Cabbage is delicious, vitalizing, pungent, bitter, cool, digestive and light. It kindles gastric fire and is good for the heart. To some extent it produces windiness. It is useful in cough, bile, leucoderma, coughingand impurities of the blood.

One of the reasons for which cabbage is esteemed is its ascorbic acid (vitamin C) content. Nearly one-third of the day's allowance of vitamin C may be secured from only one cup of raw chopped cabbage.

 

Raw cabbage is used in a salad and is also used as a cooked vegetable. But its medicinal benefit can be acquired only when taken in juice-form.

The outer green leaves of the cabbage are excellent source of vitamin A. The inner white leaves are devoid of it. Hence the outer leaves should not be thrown away. The percentage of iron is also higher in the outer green leaves.

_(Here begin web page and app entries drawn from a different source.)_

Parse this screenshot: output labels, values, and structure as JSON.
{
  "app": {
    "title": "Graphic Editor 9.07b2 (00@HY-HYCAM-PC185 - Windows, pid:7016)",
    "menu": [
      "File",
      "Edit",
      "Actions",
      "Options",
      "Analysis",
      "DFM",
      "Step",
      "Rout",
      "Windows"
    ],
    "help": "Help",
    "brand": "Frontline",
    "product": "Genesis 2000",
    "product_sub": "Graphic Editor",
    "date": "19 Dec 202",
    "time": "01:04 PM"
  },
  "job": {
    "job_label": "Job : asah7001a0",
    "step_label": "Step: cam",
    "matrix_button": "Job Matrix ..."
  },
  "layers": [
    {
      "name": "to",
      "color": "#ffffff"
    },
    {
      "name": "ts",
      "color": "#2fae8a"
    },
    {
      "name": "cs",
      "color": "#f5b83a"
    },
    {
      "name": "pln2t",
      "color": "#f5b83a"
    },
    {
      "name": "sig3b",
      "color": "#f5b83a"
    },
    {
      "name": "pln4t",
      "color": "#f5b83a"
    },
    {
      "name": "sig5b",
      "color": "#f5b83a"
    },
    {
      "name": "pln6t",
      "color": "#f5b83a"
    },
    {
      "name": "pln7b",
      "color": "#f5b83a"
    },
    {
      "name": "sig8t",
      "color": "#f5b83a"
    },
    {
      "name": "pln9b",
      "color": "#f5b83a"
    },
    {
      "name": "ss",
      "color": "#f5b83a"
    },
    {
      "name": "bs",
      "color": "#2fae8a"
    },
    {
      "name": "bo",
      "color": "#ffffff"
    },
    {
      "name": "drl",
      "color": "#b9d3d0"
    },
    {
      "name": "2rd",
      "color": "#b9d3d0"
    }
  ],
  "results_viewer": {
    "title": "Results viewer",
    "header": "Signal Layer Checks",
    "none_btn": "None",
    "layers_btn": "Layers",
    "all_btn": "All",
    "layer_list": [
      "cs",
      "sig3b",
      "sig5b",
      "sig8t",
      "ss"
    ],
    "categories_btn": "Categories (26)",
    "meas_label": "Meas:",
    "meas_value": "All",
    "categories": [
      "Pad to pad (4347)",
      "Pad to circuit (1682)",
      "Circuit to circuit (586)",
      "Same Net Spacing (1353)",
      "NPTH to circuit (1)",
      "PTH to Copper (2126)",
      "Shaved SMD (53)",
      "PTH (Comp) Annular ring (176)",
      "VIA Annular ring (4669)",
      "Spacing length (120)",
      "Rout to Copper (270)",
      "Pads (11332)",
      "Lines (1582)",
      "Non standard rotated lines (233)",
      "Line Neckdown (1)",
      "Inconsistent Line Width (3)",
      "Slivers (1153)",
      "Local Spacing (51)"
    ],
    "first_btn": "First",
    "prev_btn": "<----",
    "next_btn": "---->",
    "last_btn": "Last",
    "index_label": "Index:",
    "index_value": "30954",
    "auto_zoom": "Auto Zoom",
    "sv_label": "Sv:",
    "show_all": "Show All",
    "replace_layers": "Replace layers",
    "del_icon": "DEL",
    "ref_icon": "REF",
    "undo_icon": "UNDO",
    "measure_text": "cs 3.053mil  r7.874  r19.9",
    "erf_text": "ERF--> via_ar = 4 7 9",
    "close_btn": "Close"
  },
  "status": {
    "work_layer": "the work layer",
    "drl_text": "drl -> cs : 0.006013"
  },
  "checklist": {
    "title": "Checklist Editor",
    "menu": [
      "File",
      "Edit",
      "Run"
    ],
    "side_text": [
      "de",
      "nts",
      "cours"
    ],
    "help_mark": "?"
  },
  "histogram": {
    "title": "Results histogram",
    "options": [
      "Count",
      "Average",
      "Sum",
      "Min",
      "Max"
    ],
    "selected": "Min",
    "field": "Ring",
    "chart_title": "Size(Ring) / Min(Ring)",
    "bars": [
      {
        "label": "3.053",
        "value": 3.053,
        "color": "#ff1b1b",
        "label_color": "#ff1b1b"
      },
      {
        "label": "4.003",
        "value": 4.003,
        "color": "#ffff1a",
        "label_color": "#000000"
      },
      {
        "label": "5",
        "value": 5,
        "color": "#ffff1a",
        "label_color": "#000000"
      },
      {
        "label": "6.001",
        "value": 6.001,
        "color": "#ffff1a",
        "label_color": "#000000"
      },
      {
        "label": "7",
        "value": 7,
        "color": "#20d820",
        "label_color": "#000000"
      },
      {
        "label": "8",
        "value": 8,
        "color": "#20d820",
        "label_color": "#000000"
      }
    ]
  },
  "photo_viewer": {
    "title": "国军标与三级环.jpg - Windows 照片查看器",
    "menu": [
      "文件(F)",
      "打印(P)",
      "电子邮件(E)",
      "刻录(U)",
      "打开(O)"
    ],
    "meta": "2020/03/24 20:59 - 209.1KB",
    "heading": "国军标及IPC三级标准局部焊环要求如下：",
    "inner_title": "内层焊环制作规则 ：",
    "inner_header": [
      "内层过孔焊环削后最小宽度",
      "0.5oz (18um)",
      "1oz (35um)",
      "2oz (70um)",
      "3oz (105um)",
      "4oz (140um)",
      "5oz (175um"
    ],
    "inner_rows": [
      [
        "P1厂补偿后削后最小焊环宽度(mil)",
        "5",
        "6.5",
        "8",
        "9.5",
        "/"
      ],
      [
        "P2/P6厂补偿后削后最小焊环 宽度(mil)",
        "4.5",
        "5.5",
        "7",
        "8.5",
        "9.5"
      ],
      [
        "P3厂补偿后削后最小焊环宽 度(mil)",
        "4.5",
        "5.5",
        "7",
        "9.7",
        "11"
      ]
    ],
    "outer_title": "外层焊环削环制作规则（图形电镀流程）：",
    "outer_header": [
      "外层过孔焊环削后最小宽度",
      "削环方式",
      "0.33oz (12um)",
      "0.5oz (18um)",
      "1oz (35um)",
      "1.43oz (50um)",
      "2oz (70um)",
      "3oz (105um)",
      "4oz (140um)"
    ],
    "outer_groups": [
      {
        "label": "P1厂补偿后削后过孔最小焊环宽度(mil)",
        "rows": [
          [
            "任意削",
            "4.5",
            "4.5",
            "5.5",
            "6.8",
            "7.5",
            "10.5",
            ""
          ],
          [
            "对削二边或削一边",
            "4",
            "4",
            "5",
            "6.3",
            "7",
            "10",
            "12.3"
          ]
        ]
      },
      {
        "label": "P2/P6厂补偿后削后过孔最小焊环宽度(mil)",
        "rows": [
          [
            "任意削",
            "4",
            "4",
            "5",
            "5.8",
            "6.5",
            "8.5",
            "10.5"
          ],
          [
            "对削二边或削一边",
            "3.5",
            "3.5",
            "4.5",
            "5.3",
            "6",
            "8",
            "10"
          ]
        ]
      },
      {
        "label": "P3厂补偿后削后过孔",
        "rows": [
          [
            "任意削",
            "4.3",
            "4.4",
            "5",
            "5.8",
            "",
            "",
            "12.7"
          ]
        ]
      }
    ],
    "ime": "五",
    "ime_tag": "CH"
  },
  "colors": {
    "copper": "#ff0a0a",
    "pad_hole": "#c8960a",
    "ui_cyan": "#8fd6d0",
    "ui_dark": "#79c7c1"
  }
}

CABBAGE - Nutrition Facts (Amount per 100g)
Calories 25
Total Fat 0 g
Cholesterol 0 mg
Sodium 18 mg
Total Carbohydrate 5 g
Dietary Fiber 2 g
Protein 1 g
Vitamin A 133 IU
Vitamin C 32 mg
Calcium 47 mg
Iron 1 mg

Cooking Cabbage

In cooking cabbage, every attempt should be made to keep the cooking time at a minimum. Excessive heat treatment of cabbage is destructive to its vitamin B and vitamin C contents. Under no circumstances should the water, in which the cabbage is boiled, be thrown away. It contains many nutrients such as vitamin C, calcium, iron, phosphorus and magnesium.

As cabbage furnishes sufficient assimilable iron, it is also very useful in the treatment of anaemia.

Cabbage is found very effective in conditions such as arthritis, neurasthenia, pyorrhoea, indigestion, anaemia, defective vision and obesity.